Background: It is unclear whether the favorable effects of walnuts on the gut microbiota are attributable to the fatty acids, including α-linolenic acid (ALA), and/or the bioactive compounds and fiber. Objective: This study examined between-diet gut bacterial differences in individuals at increased cardiovascular risk following diets that replace SFAs with walnuts or vegetable oils. Methods: Forty-two adults at cardiovascular risk were included in a randomized, crossover, controlled-feeding trial that provided a 2-wk standard Western diet (SWD) run-in and three 6-wk isocaloric study diets: a diet containing whole walnuts (WD; 57–99 g/d walnuts; 2.7% ALA), a fatty acid–matched diet devoid of walnuts (walnut fatty acid–matched diet; WFMD; 2.6% ALA), and a diet replacing ALA with oleic acid without walnuts (oleic acid replaces ALA diet; ORAD; 0.4% ALA). Fecal samples were collected following the run-in and study diets to assess gut microbiota with 16S rRNA sequencing and Qiime2 for amplicon sequence variant picking. Results: Subjects had elevated BMI (30 ± 1 kg/m2), blood pressure (121 ± 2/77 ± 1 mmHg), and LDL cholesterol (120 ± 5 mg/dL). Following the WD, Roseburia [relative abundance (RA) = 4.2%, linear discriminant analysis (LDA) = 4], Eubacterium eligensgroup (RA = 1.4%, LDA = 4), LachnospiraceaeUCG001 (RA = 1.2%, LDA = 3.2), Lachnospiraceae UCG004 (RA = 1.0%, LDA = 3), and Leuconostocaceae (RA = 0.03%, LDA = 2.8) were most abundant relative to taxa in the SWD (P ≤ 0.05 for all).

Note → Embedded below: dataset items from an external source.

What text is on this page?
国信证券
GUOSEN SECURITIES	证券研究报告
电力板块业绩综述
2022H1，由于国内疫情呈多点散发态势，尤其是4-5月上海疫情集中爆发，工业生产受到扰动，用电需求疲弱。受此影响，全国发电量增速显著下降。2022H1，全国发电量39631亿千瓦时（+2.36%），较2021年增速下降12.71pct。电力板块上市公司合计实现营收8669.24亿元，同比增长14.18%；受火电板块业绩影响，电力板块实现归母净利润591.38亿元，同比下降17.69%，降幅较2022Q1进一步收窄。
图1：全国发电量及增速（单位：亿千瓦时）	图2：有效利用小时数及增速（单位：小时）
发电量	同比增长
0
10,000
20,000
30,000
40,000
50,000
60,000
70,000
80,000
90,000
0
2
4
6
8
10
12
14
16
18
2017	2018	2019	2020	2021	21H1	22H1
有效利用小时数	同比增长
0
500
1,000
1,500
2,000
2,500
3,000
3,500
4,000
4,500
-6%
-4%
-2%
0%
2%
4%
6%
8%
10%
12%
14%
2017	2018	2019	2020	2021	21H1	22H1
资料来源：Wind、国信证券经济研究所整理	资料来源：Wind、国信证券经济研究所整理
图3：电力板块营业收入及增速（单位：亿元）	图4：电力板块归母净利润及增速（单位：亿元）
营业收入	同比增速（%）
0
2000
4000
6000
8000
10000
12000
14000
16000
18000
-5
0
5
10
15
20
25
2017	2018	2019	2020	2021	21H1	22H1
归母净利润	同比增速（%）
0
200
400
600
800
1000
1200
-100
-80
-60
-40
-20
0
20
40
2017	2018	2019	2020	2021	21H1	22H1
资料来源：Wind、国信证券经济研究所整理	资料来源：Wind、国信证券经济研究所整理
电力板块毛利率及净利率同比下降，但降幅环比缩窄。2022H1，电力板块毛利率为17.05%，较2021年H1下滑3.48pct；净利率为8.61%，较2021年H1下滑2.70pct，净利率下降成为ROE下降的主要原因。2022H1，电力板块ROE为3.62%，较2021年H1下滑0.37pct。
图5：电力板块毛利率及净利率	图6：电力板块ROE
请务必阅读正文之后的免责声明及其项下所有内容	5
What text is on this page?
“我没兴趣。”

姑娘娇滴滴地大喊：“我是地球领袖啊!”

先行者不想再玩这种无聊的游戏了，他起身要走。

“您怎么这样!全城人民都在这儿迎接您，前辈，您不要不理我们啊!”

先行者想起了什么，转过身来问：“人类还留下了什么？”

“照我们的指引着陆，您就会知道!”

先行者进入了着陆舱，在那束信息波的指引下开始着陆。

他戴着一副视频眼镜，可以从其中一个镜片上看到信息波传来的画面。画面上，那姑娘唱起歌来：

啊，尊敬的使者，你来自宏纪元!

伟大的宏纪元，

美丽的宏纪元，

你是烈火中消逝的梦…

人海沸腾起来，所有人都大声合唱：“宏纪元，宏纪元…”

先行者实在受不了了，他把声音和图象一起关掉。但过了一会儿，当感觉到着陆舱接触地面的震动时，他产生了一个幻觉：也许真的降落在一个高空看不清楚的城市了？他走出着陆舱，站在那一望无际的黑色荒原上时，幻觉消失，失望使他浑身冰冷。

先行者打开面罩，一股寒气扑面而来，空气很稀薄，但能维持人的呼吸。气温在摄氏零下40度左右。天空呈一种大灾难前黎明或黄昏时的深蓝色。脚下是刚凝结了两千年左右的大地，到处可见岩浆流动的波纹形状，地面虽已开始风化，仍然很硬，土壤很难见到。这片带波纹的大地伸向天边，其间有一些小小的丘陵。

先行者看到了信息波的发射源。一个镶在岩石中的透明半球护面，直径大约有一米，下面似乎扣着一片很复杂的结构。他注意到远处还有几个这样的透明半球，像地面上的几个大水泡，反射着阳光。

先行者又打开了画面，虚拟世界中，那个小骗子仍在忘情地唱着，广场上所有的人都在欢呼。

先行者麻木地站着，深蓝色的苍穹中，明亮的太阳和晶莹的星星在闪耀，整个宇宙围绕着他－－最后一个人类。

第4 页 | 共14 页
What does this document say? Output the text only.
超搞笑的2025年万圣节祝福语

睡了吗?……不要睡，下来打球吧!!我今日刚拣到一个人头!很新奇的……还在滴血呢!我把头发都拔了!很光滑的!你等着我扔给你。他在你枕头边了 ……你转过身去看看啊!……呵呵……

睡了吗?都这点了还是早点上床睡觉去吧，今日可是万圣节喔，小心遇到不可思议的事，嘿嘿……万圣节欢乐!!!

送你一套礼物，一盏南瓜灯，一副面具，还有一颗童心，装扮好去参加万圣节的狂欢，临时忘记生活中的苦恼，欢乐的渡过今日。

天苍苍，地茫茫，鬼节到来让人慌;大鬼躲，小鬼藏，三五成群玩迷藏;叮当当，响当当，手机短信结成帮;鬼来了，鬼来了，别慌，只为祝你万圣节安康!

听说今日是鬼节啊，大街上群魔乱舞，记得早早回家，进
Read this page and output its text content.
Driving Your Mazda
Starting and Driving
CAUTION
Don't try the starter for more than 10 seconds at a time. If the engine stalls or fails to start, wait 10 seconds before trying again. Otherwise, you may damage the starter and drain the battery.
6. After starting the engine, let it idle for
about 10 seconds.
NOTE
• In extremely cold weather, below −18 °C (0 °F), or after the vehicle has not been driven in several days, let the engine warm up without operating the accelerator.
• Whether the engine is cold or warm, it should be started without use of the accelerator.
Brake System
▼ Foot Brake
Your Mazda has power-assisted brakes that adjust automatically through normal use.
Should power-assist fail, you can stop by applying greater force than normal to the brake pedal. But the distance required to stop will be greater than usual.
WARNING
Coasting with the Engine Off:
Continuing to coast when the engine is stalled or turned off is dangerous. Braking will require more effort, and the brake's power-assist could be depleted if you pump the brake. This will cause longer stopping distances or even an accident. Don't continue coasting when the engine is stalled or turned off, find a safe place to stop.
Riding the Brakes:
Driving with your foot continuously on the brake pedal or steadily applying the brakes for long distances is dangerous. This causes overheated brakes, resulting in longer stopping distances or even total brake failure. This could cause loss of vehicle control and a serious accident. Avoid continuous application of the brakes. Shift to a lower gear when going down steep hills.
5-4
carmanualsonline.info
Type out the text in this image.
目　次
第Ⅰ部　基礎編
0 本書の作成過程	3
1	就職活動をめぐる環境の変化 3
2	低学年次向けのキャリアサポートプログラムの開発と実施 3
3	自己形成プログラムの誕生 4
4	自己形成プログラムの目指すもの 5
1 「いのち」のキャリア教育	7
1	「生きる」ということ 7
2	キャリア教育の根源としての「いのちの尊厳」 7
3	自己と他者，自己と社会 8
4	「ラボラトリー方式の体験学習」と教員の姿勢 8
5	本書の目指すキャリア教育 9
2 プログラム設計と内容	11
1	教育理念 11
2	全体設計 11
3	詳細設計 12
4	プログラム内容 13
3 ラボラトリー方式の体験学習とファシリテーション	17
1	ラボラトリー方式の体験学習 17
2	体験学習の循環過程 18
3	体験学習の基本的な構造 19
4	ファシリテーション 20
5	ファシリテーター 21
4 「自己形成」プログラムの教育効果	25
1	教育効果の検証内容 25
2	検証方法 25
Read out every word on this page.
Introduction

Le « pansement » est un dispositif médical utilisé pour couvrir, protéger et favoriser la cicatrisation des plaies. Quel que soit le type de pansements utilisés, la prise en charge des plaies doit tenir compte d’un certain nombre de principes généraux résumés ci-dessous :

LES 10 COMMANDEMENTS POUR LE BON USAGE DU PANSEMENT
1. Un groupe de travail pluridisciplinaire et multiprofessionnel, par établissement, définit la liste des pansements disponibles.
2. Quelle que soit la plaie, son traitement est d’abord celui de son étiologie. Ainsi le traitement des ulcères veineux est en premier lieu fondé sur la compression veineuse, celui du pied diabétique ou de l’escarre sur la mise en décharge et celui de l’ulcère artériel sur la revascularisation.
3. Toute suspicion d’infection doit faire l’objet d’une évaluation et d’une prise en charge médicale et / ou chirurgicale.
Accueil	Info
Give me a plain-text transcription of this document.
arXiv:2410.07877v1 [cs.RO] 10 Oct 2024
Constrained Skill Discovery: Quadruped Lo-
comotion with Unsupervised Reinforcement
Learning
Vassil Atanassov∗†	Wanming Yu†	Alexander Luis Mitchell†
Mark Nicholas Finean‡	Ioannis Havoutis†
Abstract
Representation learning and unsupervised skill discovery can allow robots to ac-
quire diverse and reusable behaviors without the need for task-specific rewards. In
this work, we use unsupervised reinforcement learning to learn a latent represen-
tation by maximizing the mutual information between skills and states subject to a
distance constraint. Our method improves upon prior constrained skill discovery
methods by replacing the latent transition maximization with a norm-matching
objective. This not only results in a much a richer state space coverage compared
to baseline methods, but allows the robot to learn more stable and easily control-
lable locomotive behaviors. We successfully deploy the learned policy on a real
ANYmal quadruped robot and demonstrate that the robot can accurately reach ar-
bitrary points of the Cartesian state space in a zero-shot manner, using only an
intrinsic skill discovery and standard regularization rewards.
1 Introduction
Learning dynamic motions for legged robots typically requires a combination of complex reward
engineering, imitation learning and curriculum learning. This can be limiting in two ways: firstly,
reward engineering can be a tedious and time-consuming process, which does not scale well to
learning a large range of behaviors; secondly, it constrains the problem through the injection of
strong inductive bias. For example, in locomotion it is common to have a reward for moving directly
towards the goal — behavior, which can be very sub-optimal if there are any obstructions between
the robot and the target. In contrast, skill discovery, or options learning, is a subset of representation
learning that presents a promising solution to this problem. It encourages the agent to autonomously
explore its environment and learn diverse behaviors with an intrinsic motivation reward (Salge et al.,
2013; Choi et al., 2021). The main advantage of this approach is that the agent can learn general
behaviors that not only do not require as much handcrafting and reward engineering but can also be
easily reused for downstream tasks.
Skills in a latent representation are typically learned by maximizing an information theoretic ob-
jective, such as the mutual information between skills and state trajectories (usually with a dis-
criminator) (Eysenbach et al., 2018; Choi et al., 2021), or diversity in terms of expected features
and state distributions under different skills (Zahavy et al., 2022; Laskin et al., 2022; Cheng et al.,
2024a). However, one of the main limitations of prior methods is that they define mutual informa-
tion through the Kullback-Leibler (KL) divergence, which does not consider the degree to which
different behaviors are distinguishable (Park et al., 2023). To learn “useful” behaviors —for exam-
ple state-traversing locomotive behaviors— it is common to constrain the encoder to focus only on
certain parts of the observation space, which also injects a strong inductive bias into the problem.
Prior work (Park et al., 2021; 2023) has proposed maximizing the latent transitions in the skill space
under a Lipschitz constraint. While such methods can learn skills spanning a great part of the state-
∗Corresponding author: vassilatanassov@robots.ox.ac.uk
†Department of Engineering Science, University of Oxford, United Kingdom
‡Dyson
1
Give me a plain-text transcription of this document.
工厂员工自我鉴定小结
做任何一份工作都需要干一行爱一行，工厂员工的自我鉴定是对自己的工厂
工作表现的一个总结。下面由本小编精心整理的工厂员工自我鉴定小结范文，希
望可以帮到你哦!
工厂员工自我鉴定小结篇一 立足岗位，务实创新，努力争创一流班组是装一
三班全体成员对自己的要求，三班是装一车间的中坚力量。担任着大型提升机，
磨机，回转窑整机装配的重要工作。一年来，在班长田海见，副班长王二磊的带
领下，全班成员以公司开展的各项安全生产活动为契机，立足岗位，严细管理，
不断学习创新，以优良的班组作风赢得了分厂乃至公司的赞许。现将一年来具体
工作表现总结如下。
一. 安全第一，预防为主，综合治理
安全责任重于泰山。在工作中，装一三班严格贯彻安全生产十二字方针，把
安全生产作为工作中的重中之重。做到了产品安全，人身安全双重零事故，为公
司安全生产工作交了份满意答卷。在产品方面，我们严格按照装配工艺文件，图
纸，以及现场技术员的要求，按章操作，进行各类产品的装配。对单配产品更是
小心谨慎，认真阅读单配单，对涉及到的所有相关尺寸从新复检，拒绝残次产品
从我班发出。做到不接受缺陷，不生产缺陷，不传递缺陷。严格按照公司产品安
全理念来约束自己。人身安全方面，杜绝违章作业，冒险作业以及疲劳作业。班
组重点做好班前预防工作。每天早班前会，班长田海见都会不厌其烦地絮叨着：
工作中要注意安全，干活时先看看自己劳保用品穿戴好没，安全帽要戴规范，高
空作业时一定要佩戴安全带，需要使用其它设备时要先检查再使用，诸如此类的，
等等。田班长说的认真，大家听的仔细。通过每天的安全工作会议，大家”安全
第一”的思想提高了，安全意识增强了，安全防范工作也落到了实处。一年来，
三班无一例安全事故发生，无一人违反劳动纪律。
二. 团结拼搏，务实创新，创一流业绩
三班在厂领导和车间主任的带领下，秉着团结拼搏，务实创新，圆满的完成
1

The WD was also enriched in Gordonibacter relative to the WFMD. Roseburia (3.6%, LDA = 4) and Eubacterium eligensgroup (RA = 1.5%, LDA = 3.4) were abundant following the WFMD, and Clostridialesvadin BB60group (RA = 0.3%, LDA = 2) and gutmetagenome (RA = 0.2%, LDA = 2) were most abundant following the ORAD relative to the SWD (P ≤ 0.05 for all). Lachnospiraceae were inversely correlated with blood pressure and lipid/lipoprotein measurements following the WD. Conclusions: The results indicate similar enrichment of Roseburia following the WD and WFMD, which could be explained by the fatty acid composition. Gordonibacter enrichment and the inverse association between Lachnospiraceae and cardiovascular risk factors following the WD suggest that the gut microbiota may contribute to the health benefits of walnut consumption in adults at cardiovascular risk. This trial was registered at clinicaltrials.gov as NCT02210767.